Ce chef d’œuvre de Shigeru Mizuki est indispensable pour les passioné·e·s des contes et légendes nippons. Les yôkai sont des créatures que l’on retrouve souvent dans les manga, les films fantastiques, les animations, les livres et les jeux vidéos japonais. Dans Mononoke Hime d’Hayao Miyazaki, ils font partie intégrante de la nature, les kodama, petits êtres des forêts (ressemblants aux ki no ko, enfants des arbres, décrits par Shigeru Mizuki) symbolisent cette nature bienveillante et surnaturelle. Ils se meurent avec l’arrivée du shishi-gami, transformé en dieu malveillant et destructeur par la faute de l’avidité humaine. Ce dernier est le symbole d’une nature qui se sent agressée par les humains, devenant alors cruelle. Ces créatures mystérieuses prennent également vie dans les œuvres de Clamp, équipe féminine de mangaka : elles ponctuent la vie de Watanuki et du Yuuko, protagonistes d’XXX Holic, et entrent dans leur quotidien de façon tantôt bienveillante tantôt malveillante.
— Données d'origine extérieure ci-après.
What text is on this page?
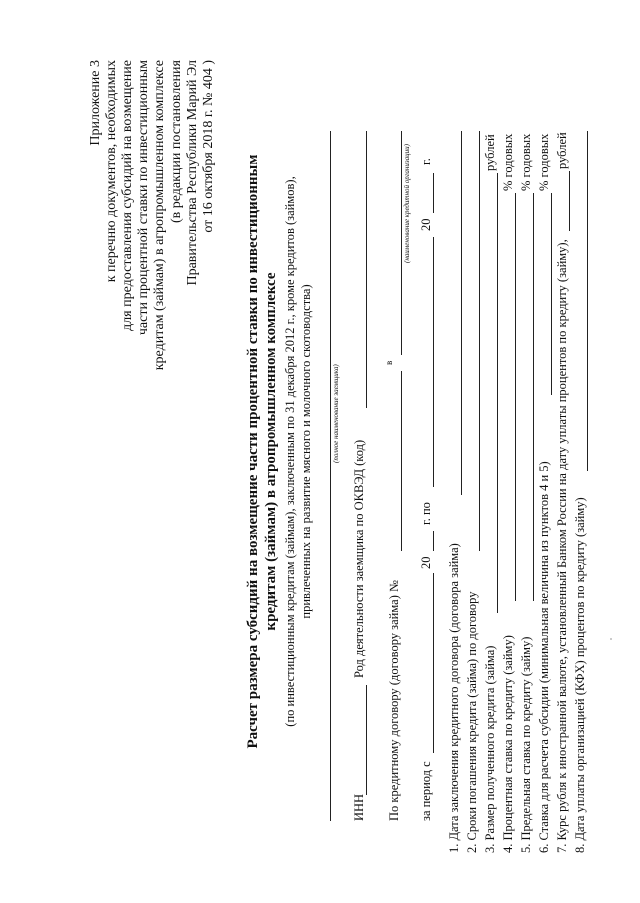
Приложение 3 к перечню документов, необходимых для предоставления субсидий на возмещение части процентной ставки по инвестиционным кредитам (займам) в агропромышленном комплексе (в редакции постановления Правительства Республики Марий Эл от 16 октября 2018 г. № 404 )
Расчет размера субсидий на возмещение части процентной ставки по инвестиционным кредитам (займам) в агропромышленном комплексе (по инвестиционным кредитам (займам), заключенным по 31 декабря 2012 г., кроме кредитов (займов), привлеченных на развитие мясного и молочного скотоводства)	(полное наименование заемщика)
ИНН
Род деятельности заемщика по ОКВЭД (код)
По кредитному договору (договору займа) №
в
(наименование кредитной организации)
за период с
20
г. по
20
г.
1. Дата заключения кредитного договора (договора займа) 2. Сроки погашения кредита (займа) по договору 3. Размер полученного кредита (займа)
рублей
4. Процентная ставка по кредиту (займу)
% годовых
5. Предельная ставка по кредиту (займу)
% годовых
6. Ставка для расчета субсидии (минимальная величина из пунктов 4 и 5)
% годовых
7. Курс рубля к иностранной валюте, установленный Банком России на дату уплаты процентов по кредиту (займу),
рублей
8. Дата уплаты организацией (КФХ) процентов по кредиту (займу)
Véritable encyclopédie des yôkai en France, Yôkai – Dictionnaire des Monstres Japonais (Pika, 2008) éblouit par ses illustrations en noir et blanc. Réalisées par Shigeru Mizuki, elles stimulent l’imagination par des caricatures amusantes ou encore terrifiantes, permettant ainsi d’entrer en contact avec l’atmosphère particulière qui entourent ces monstres japonais. Un peu d’angoisse, des sourires, de l’émerveillement, voilà les mots-clefs qui définissent ce coffret de deux volumes. D’une écriture humble et descriptive, Shigeru Mizuki passe en revue pas moins de 500 yôkai classés par ordre alphabétique, avec de courtes descriptions, des expériences de l’auteur, des témoignages, et les références détaillées des légendes : le farceur tanuki, le taquin kitsune, le dangereux sarugami, le majestueux ryû sont autant de créatures à découvrir qui font plonger immédiatement dans un univers fantasmagorique à l’esthétique nippone. Pour compléter son ouvrage, Shigeru Mizuki a placé des cartes de l’ancien et de l’actuel Japon afin que le lectorat puisse se situer et connaître les lieux exacts des légendes, des apparitions et autres phénomènes liés aux yôkai.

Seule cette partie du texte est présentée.